I think something this
big, this important has to be done on a bipartisan basis. And we have to have a
president who can reach across the aisle and fashion important legislation with
the input from both parties.
When Lehrer asked Romney and Obama how each would solve a
list of problems facing the country, all of Obama’s solutions were government
solutions, whereas, Romney’s solutions were private sector solutions. Obama’s
plan to get the economy rolling is more government spending despite the country’s
mounting debt and deficits. Romney’s plan is to unshackle private industry,
domestic energy production, and changes in regulations and tax policy. When
Obama tried to take credit for the oil boom of the past couple of years, Romney
reminded him that it had all occurred on privately-owned land and that Obama’s
administration had closed down public lands.

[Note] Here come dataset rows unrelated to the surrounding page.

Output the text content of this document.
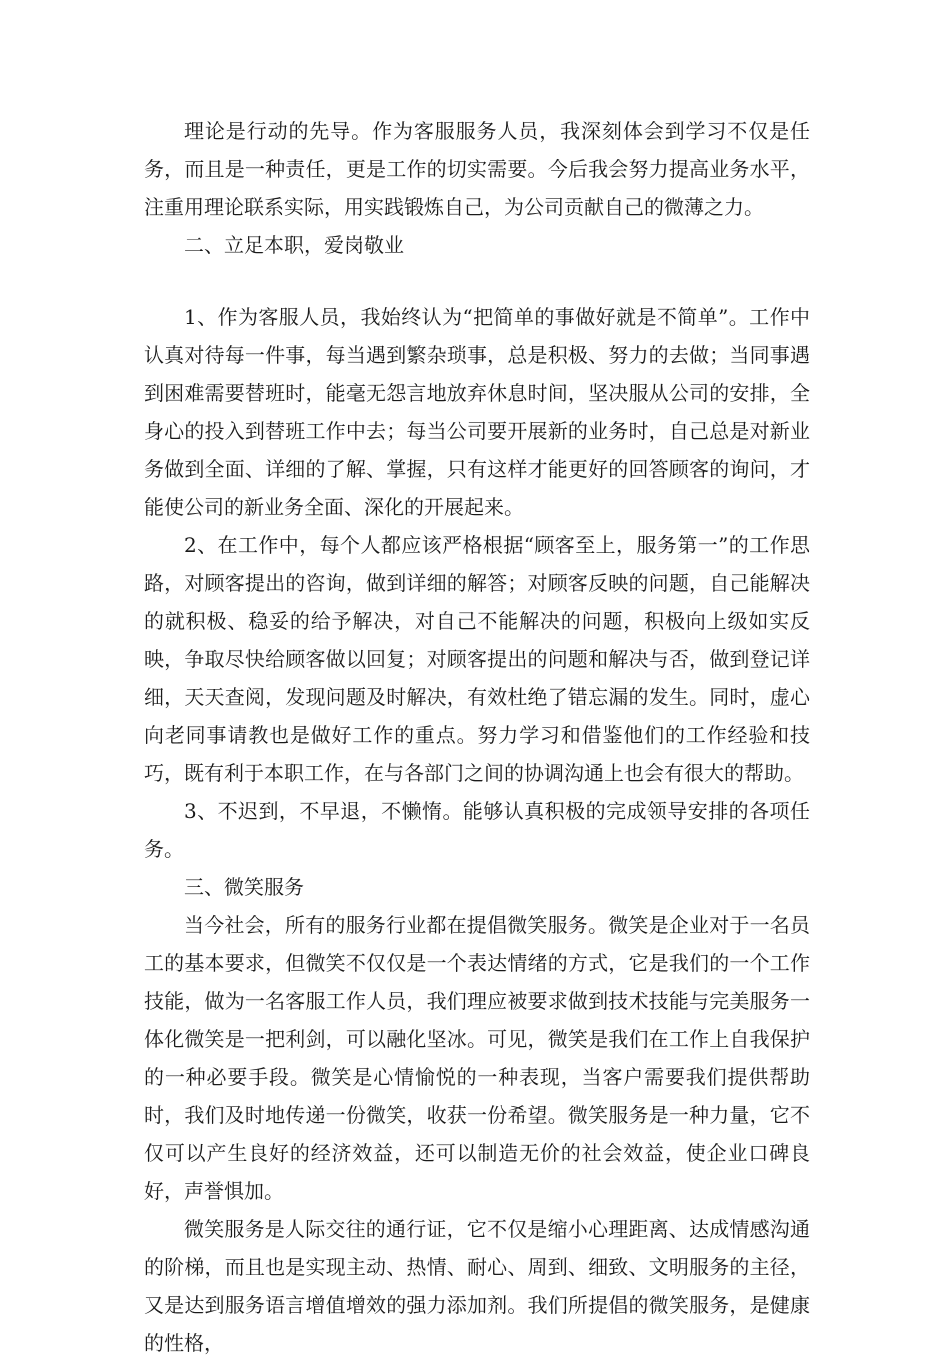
理论是行动的先导。作为客服服务人员，我深刻体会到学习不仅是任务，而且是一种责任，更是工作的切实需要。今后我会努力提高业务水平，注重用理论联系实际，用实践锻炼自己，为公司贡献自己的微薄之力。

二、立足本职，爱岗敬业

1、作为客服人员，我始终认为“把简单的事做好就是不简单”。工作中认真对待每一件事，每当遇到繁杂琐事，总是积极、努力的去做；当同事遇到困难需要替班时，能毫无怨言地放弃休息时间，坚决服从公司的安排，全身心的投入到替班工作中去；每当公司要开展新的业务时，自己总是对新业务做到全面、详细的了解、掌握，只有这样才能更好的回答顾客的询问，才能使公司的新业务全面、深化的开展起来。

2、在工作中，每个人都应该严格根据“顾客至上，服务第一”的工作思路，对顾客提出的咨询，做到详细的解答；对顾客反映的问题，自己能解决的就积极、稳妥的给予解决，对自己不能解决的问题，积极向上级如实反映，争取尽快给顾客做以回复；对顾客提出的问题和解决与否，做到登记详细，天天查阅，发现问题及时解决，有效杜绝了错忘漏的发生。同时，虚心向老同事请教也是做好工作的重点。努力学习和借鉴他们的工作经验和技巧，既有利于本职工作，在与各部门之间的协调沟通上也会有很大的帮助。

3、不迟到，不早退，不懒惰。能够认真积极的完成领导安排的各项任务。

三、微笑服务

当今社会，所有的服务行业都在提倡微笑服务。微笑是企业对于一名员工的基本要求，但微笑不仅仅是一个表达情绪的方式，它是我们的一个工作技能，做为一名客服工作人员，我们理应被要求做到技术技能与完美服务一体化微笑是一把利剑，可以融化坚冰。可见，微笑是我们在工作上自我保护的一种必要手段。微笑是心情愉悦的一种表现，当客户需要我们提供帮助时，我们及时地传递一份微笑，收获一份希望。微笑服务是一种力量，它不仅可以产生良好的经济效益，还可以制造无价的社会效益，使企业口碑良好，声誉惧加。

微笑服务是人际交往的通行证，它不仅是缩小心理距离、达成情感沟通的阶梯，而且也是实现主动、热情、耐心、周到、细致、文明服务的主径，又是达到服务语言增值增效的强力添加剂。我们所提倡的微笑服务，是健康的性格，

The Lincoln-Douglas debate topics ranged over many issues
but slavery dominated the debate. Likewise the Romney-Obama debate ranged over
many issues but the role of government dominated the debate. What we will
choose on November 6 is one of two contrasting and conflicting views on the
role of government. Romney sees the federal government as necessary but
facilitative. Obama sees federal government as omnipotent and regulatory. Romney
sees taxes as a way to pay for government; Obama sees taxes as a way to
reengineer society. Romney sees problems solved mostly by state government.
Obama sees them solved in Washington. Romney views the American pursuit of
profit and a better life as a social good.
Obama views individualism with suspicion, convinced that it benefits a
select few.
As Romney summarized the role of government:
We believe in
maintaining for individuals the right to pursue their dreams and not to have
the government substitute itself for the rights of free individuals. And what
we’re seeing right now is, in my view, a trickle-down government approach,
which has government thinking it can do a better job than free people pursuing
their dreams. And it’s not working.
After the debate, Obama tried to make the best of having
been trounced by ridiculing the “very spirited fellow who showed up on the
stage claiming to be Mitt Romney.” His campaign team has unleashed Big Bird on
the Romney camp. The Obama war chest will shortly surpass $1 billion to elect
him to a $400,000 a year job. And over the past four years, the rock star
president has waved to fawning, cheering crowds in his unending election campaign,
pumping his ego into believing he would eviscerate an intellectually inferior
presidential misfit in the Denver debate.
Instead, Clint Eastwood’s empty chair showed up.